Türkiye gündeminin acayipliği ve sosyal medyanın haberi yayma gücü, böylesi zayıf tanımlı bir başlığın bile kolayca anlaşılmasını sağlıyor.
Olayın geçtiği havalimanının adının henüz konamamış olması(!) konuyu anlamada zorluk yaratacak zannedilse de, bu yazının Bodrum yolcusu bir kadının çıkardığı marazayı yorumlamak üzere kaleme alındığı tahmin edilebiliyor.

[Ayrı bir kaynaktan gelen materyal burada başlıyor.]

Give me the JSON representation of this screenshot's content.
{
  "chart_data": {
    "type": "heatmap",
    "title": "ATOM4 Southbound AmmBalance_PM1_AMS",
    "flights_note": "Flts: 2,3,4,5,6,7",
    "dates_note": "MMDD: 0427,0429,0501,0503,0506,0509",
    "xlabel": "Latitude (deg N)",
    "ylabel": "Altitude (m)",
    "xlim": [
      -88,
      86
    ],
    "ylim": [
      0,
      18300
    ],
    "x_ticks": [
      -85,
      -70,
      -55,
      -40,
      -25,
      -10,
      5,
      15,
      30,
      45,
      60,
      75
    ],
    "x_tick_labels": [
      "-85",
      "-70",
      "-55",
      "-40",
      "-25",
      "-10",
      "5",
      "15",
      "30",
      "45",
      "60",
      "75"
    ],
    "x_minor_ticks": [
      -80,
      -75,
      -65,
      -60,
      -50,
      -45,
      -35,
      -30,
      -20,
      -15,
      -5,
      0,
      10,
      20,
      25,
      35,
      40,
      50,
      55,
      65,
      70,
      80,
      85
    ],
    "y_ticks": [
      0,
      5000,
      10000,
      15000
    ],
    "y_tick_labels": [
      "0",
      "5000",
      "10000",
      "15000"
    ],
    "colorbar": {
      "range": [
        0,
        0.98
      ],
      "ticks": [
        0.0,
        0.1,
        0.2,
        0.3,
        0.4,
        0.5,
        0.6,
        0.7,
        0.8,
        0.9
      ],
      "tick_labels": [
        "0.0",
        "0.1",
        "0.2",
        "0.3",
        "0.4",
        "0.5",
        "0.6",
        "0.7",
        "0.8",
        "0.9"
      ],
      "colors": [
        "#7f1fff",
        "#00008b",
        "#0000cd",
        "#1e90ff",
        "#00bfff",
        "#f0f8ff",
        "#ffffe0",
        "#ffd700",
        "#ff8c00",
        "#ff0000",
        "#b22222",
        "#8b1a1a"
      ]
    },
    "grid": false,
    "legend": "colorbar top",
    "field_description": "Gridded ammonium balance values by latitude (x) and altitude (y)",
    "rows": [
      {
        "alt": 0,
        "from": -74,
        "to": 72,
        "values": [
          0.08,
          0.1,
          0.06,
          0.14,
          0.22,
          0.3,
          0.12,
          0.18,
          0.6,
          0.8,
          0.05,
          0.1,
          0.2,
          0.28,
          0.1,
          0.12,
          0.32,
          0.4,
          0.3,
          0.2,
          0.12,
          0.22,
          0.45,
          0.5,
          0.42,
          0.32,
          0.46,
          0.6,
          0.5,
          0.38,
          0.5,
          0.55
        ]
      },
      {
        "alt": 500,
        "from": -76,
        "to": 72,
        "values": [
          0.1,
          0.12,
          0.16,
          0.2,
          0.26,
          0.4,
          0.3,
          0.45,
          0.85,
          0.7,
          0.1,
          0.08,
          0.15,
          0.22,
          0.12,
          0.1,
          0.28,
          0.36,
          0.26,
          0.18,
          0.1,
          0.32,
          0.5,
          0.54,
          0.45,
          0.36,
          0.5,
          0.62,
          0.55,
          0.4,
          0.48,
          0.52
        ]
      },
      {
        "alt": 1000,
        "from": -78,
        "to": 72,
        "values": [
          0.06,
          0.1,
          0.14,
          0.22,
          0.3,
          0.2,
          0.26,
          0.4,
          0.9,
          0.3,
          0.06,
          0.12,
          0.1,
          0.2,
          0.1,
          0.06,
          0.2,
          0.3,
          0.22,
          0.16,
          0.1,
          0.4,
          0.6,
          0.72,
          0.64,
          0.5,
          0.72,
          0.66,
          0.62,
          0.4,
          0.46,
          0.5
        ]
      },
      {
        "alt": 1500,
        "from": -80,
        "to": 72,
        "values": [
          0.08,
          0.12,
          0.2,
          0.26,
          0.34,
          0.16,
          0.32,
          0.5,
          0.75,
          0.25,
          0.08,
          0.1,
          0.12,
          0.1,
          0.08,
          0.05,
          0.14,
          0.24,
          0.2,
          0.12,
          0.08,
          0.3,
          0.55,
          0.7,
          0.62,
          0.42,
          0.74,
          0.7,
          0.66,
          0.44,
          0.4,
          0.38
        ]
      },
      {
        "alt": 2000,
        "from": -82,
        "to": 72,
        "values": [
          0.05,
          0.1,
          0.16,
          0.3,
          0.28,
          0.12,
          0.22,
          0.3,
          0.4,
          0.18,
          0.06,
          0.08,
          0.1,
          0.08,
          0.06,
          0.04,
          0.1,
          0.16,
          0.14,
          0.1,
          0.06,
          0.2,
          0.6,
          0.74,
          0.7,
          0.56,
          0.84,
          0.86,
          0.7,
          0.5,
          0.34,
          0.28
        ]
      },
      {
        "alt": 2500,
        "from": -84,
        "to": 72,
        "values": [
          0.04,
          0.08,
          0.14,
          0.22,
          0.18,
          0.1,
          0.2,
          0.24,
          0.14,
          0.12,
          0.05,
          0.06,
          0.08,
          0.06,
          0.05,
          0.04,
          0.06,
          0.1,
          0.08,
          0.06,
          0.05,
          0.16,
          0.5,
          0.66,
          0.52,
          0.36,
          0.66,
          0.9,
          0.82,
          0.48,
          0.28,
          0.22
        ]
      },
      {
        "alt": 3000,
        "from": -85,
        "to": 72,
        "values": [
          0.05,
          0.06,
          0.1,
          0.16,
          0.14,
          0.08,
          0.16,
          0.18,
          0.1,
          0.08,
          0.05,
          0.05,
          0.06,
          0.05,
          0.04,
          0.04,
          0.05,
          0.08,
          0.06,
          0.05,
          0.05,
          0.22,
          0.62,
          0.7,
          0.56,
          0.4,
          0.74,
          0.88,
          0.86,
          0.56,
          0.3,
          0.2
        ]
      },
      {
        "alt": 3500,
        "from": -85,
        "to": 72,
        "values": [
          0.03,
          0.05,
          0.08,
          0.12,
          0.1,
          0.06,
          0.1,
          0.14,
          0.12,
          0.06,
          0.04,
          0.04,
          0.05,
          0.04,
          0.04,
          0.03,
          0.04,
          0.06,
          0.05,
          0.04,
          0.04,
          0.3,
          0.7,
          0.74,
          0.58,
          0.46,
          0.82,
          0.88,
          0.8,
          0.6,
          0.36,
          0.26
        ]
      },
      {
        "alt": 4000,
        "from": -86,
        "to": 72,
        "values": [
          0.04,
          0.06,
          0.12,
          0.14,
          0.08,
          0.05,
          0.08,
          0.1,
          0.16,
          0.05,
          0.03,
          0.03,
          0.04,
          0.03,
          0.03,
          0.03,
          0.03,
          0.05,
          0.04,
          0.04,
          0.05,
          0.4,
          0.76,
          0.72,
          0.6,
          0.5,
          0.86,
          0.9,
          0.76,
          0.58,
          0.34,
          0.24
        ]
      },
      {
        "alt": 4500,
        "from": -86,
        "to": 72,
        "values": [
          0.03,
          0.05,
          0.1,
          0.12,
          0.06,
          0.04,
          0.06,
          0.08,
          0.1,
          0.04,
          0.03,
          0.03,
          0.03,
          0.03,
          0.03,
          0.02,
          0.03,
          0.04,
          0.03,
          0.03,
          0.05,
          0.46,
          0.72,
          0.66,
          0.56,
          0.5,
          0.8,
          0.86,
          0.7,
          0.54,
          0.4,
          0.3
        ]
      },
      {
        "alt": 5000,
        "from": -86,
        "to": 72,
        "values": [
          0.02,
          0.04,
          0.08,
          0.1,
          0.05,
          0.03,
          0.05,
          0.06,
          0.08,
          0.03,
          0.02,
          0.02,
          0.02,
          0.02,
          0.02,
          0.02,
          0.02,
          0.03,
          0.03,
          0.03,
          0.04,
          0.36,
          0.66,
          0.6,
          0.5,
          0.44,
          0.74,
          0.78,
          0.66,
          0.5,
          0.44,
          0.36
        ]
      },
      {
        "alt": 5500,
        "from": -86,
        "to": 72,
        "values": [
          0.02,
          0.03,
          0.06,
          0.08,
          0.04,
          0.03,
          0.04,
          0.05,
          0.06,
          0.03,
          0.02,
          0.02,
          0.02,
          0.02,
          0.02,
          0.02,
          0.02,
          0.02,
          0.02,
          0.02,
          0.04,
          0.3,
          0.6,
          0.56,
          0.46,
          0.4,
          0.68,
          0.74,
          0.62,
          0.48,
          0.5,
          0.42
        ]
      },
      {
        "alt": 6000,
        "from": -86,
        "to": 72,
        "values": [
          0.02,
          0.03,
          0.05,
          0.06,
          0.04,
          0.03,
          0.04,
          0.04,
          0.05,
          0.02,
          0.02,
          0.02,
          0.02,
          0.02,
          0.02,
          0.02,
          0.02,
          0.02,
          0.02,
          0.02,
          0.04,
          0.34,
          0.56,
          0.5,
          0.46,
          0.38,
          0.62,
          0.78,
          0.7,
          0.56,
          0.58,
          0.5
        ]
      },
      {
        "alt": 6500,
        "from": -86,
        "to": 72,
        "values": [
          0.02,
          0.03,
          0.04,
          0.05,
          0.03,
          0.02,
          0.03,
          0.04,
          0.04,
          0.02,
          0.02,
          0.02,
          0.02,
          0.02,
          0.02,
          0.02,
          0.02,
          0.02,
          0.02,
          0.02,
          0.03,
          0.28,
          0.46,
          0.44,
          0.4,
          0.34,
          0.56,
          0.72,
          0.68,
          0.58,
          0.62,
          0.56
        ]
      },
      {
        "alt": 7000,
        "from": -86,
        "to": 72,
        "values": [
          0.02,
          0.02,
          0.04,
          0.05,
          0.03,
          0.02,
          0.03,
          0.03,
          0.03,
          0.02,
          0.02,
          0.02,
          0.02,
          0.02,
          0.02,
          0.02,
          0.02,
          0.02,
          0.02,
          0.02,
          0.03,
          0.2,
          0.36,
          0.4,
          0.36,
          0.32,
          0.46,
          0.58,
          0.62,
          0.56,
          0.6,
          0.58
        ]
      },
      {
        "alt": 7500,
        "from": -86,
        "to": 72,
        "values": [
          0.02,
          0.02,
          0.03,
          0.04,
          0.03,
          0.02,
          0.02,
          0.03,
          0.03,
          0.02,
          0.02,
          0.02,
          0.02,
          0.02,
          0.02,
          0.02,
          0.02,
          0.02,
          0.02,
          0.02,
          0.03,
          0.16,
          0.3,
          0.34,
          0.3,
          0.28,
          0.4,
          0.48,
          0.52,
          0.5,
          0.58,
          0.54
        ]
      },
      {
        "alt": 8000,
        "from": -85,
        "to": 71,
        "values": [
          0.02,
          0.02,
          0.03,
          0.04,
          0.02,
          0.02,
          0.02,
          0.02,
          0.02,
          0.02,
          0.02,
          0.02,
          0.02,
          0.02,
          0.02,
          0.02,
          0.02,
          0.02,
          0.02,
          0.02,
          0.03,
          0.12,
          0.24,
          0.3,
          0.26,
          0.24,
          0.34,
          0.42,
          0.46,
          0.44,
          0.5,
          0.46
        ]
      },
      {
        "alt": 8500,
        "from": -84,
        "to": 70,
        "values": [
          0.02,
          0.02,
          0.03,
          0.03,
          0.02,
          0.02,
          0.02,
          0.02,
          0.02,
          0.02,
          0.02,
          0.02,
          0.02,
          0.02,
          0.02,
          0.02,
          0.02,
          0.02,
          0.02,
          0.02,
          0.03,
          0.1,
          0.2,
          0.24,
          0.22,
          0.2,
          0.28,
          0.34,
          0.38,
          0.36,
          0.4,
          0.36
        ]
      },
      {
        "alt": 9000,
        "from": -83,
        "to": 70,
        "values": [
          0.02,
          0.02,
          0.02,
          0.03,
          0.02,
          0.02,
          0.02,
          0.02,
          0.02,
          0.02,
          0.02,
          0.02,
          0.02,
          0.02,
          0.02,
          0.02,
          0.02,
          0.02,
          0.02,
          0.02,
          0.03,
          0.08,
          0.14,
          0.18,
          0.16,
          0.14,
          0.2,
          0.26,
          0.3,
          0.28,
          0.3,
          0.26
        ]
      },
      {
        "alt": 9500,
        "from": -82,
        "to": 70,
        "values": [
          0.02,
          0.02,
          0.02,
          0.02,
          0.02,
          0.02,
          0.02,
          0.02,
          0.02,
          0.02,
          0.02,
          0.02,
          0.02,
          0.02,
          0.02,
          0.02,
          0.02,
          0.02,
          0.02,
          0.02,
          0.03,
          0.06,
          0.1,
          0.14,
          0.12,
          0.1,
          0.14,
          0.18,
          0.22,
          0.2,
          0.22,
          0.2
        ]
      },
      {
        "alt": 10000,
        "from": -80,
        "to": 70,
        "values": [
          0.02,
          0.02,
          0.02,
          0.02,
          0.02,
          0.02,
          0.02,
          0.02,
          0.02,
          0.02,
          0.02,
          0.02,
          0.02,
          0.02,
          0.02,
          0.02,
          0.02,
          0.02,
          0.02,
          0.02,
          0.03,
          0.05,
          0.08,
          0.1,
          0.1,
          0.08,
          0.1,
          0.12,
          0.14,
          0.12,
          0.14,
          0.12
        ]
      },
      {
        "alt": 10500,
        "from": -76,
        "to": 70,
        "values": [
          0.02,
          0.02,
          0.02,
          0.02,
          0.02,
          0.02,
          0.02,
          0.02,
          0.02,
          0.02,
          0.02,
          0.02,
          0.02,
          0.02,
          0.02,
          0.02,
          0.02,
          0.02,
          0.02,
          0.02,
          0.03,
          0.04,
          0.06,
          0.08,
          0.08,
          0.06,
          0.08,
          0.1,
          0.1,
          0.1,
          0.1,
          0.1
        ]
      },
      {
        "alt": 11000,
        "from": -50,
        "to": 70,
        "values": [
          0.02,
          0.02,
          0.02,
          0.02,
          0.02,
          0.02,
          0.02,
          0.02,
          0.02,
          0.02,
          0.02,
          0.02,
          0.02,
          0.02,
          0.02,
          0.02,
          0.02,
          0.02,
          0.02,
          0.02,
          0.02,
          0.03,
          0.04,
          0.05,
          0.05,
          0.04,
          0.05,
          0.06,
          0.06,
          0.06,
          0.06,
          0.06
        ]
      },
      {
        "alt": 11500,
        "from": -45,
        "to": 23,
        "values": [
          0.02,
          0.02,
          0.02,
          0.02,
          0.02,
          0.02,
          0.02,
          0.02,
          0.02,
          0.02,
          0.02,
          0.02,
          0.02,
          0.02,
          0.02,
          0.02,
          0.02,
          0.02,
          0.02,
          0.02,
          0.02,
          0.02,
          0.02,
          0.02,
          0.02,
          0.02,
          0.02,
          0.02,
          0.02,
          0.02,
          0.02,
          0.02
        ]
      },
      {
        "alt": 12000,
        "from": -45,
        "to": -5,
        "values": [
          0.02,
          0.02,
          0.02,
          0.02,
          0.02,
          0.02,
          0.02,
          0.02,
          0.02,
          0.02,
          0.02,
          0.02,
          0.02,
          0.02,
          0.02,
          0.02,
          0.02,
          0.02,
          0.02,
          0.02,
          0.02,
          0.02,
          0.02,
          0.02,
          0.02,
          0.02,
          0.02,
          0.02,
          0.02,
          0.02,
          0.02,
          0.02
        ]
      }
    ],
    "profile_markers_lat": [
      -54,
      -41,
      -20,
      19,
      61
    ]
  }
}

Havalimanındaki kadının, uçak şirketi görevlisini bankodan çıkartıp üstüne getirtecek kadar azarlayıp, kışkırttığı görüntüyü, sinirim bozulmasın diye sesini açmadan birkaç kez izledim. Vücut dilinden anlayacak deneyim ve yaşta olan birisi olarak, ekrana yansıyanlar bile yaşananlar hakkında fikir verdi.
Twitter’daki bir yorumda bahsedildiği gibi kadında tipik bir Amerika görmüşlük ya da çok film izlemişlik vardı. “Hop hop hoop, temas yok!” Amerika’dan ödünç bir kalıptı. Ama burası Türkiyeydi. Sözgelimi, “Ne diyon lan yalloz!” diyerek saçından tutulup yere çalınacağı bir semtte bu sözün bir karşılığı yoktu.
Kadının kim olduğuyla hiç ilgilenmedim. Sosyal medyada yediği,
bence abartılı linç sonrasında ortaya serilen fotograflara da
itibar etmedim. Çünkü olayın bu kısmı beni hiç
ilgilendirmiyordu.
Görüntüyü ilk izleyişimde “Ben bunu biliyorum”
dedim. Sürekli bir, “ders verme, had bildirme ve intikam
alma” derdindeki bu insan davranışlarına o kadar çok tanık
olmuştum ki. Yüksek sesle itirazını hedef kişi ya da ortalığa
yönelten, sonra da onay verilip verilmediğini anlamak için etrafına
bakınan o insanları iyi tanıyordum.
Onlara daha çok havalimanlarında rastladım. Havaalanları onların sahasıdır. Çünkü dünyanın neresine giderseniz gidin, havaalanları kendi içindeki yüksek standartları barındırır. Orada düzen, modernite ve teknolojinin uyulması elzem kurallar bütünü vardır.